Re: Publishing data/ontologies: release early & often, or get them right first? from Martin Hepp (UIBK) on 2008-03-15 (semantic-web@w3.org from March 2008)

From: Martin Hepp (UIBK) <martin.hepp@uibk.ac.at>
Date: Sat, 15 Mar 2008 16:57:22 +0100
To: Giovanni Tummarello <giovanni.tummarello@deri.org>
CC: Valentin Zacharias <Zacharias@fzi.de>, Danny Ayers <danny.ayers@gmail.com>, semantic-web at W3C <semantic-web@w3c.org>
Message-ID: <47DBF1E2.9050502@uibk.ac.at>
Hi Giovanni:
 > I really see no other solution than coming up with a boring but needed
 > methodology for practically versioning ontologies, and automatically
 > migrating the data.

I personally think that the approach of providing correct versioning for 
ontologies is unfeasible on a Web scale and am much more in favor of (1) 
accepting that applications break from time to time plus (2) providing 
means that allow the community to fix broken links once spotted.

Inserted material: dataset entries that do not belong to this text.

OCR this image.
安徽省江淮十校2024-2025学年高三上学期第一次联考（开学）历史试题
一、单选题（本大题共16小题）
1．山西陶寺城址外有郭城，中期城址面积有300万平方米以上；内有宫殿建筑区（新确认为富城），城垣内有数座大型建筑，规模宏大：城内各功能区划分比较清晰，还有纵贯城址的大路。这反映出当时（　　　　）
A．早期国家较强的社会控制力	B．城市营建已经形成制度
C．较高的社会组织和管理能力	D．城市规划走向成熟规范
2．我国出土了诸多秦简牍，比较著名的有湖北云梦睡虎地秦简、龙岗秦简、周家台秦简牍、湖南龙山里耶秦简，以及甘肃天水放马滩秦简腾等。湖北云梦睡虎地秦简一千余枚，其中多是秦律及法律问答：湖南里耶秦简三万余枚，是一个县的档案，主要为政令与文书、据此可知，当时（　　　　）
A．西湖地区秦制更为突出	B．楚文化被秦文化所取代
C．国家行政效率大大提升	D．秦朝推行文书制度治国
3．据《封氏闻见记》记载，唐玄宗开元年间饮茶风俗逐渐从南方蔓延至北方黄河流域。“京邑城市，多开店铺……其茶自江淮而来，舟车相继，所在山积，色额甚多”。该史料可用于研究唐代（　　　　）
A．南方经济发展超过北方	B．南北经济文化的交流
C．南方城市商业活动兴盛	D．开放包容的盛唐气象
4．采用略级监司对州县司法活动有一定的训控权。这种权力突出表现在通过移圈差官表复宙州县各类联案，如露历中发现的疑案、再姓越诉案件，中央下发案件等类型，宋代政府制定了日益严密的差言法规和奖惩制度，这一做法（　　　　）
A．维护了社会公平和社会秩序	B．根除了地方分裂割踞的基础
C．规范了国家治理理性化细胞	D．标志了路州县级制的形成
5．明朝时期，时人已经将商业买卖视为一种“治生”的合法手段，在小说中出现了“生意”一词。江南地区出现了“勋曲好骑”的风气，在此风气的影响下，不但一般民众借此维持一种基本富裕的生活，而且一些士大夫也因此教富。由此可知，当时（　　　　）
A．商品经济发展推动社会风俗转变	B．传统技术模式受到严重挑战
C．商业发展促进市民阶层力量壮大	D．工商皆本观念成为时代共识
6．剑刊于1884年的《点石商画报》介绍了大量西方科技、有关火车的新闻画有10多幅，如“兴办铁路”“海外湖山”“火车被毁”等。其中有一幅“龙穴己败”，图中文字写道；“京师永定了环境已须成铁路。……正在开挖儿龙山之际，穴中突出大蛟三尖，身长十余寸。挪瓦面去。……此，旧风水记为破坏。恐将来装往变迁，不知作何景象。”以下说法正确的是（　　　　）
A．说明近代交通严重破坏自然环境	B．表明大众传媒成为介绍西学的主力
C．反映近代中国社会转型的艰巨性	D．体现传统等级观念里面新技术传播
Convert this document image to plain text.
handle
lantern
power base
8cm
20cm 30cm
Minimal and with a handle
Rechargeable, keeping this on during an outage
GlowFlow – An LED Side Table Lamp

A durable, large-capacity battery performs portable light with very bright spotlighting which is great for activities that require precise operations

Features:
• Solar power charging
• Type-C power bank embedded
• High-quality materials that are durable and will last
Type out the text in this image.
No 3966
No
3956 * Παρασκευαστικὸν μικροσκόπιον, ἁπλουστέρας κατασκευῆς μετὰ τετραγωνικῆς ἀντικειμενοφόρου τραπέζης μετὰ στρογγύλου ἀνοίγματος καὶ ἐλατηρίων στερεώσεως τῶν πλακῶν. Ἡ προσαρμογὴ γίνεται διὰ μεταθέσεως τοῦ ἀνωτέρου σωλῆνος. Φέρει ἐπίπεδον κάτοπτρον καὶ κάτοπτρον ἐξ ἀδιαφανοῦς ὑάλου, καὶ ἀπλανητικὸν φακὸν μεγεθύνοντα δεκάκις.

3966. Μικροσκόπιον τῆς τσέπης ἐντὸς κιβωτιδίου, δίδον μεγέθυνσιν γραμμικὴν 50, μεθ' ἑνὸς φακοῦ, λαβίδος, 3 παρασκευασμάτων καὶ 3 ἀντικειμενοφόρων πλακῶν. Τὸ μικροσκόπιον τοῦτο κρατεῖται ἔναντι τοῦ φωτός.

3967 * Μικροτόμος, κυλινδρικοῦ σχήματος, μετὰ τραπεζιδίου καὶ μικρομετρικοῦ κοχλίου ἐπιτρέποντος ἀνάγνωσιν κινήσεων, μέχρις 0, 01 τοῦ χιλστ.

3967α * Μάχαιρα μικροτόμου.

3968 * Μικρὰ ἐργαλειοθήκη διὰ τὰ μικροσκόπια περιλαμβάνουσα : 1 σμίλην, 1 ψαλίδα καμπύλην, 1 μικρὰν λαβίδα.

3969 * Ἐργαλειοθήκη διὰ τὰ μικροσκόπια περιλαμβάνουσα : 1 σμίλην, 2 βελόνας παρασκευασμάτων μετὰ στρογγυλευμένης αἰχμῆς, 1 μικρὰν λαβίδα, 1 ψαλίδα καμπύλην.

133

A 
simple solution is to encourage new identifiers for modified ontology 
elements with no formal links between predecessor and successor, and 
wait for the "crowds" to create statements of equivalence 
(sameIndividualAs, equivalentClass,...). In some cases it may even be 
okay to have the intended meaning of an already defined element evolve, 
even if that means old data will be invalidated.

I guess many people will say such can never work, but there is always a 
trade-off between the consistency and integrity of a vocabulary on one 
hand and its ability to evolve on the other. Mind that the Web was 
possible only because one sacrificed consistent linking...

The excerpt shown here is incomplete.